The All American Girl Margaret Cho couldve greatily improved her performance we had watchen in class would she have limited the pauses in her routine. When I think about the comediens that the class responded well to, Bill Burr and Chris Rock for example, those comediens have a well timed pacing within their acts that keep the laughs coming. There is a steady flow of aggressiveness or anger throughout their routine that the audience connected to. What an audience doesn't want is what Cho did, tell a joke, take about four seconds to recollect her thoughts, and then continue. But waiting can just kill a routine, especially, if memory serves me right, Cho didn't make any "returns" to previous jokes. So not only did the flow of the routine get interrupted by her incessant pausing, there were no return jokes that connected her routine together.
Now compare that to Wanday Sykes performance. Already familiar with Sykes, I knew I would enjoy her performance. She doesn't pause between every single joke, and does a great job at keeping a joke going if it is met with a good response from the audience. For Example, she tells a joke about police officers checking her breasts for finger prints. The audience laughs at the absurdity of having her breasts checked for finger prints, and Sykes keeps the laughs coming.

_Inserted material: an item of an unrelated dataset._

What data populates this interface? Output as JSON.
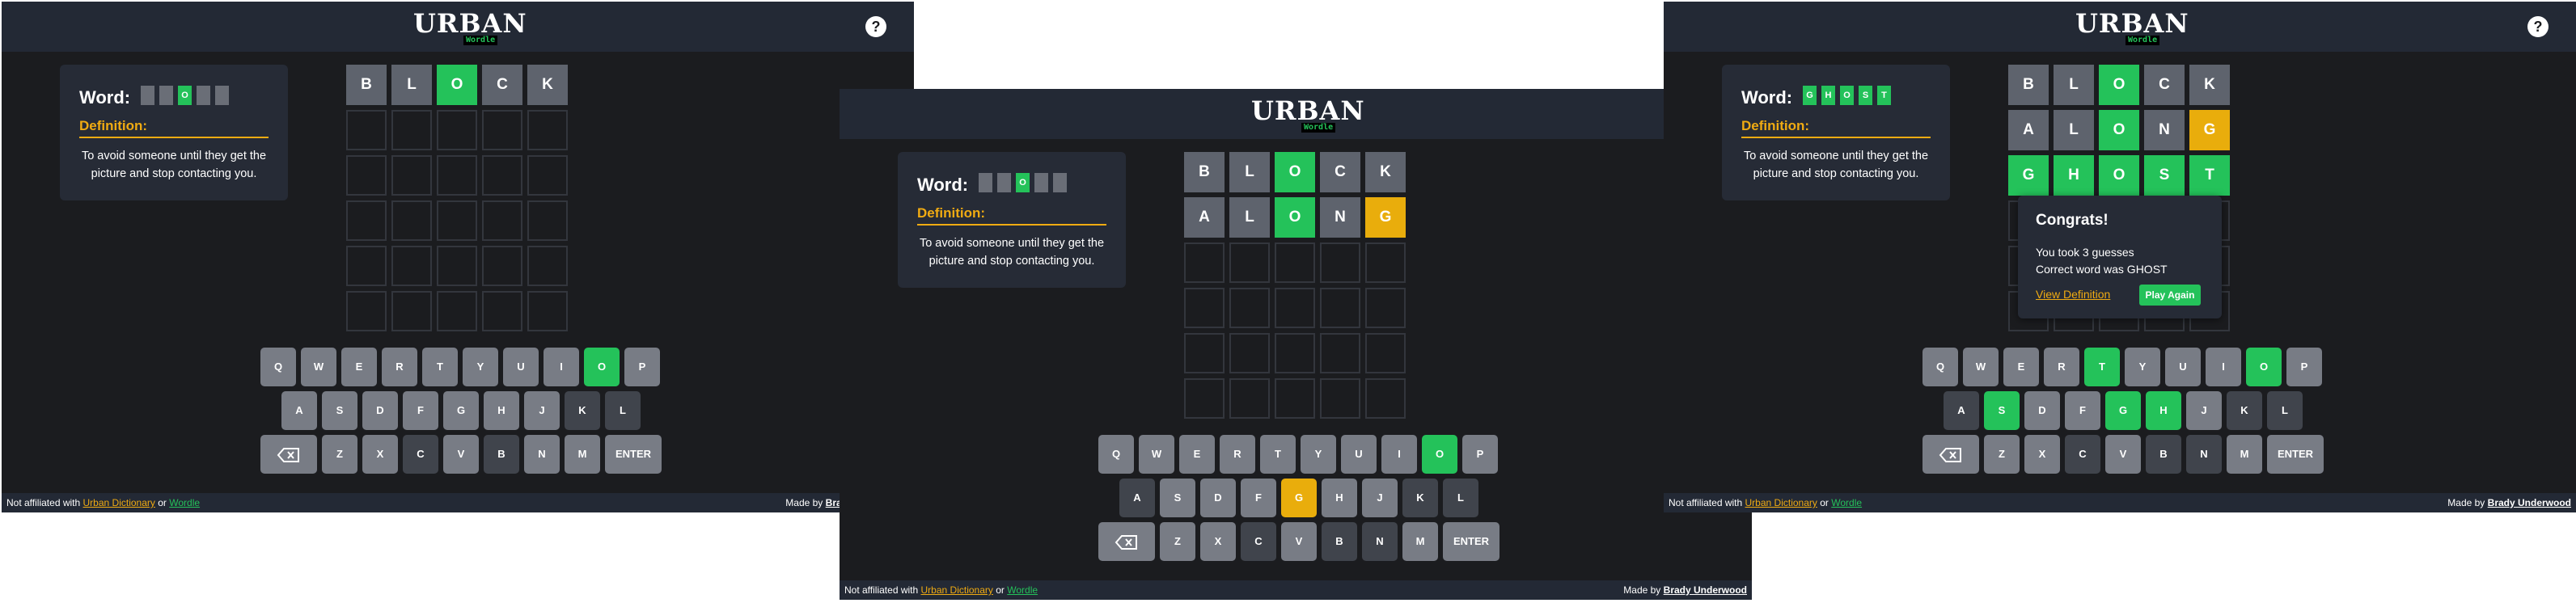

"I got to be honest, I started to like it" - audience laughs
"My next appointment is on Tuesday. I've been going there since '86" - audience dying from laughter
So she keeps the joke going by adding additional lines to the joke, about beggining to like the absurd procedure, and later revealing that she has been doing it for years!
Pausing in a routine is necessary when an audience is laughing so loud during a routine, or to establish that a grouping of jokes has ended so as to prepare the audience for a new set of jokes/story lines. When used randomly however, the audience, as was the case with our class, lost attention/interest in what Cho was talking about. I can remember her impression of her mother, and the steve "THE gay" that called for Cho, but I dont remember there being jokes that piggy-backed off of the original. Pacing and timing are everything in comedy, something I assume Cho perfected as she is still working today, and has appeared in films, even action films like Face/Off. But when comparing Sykes performance to Cho's it is obvious that Sykes' timing throughout her routine led to a better response from her audience.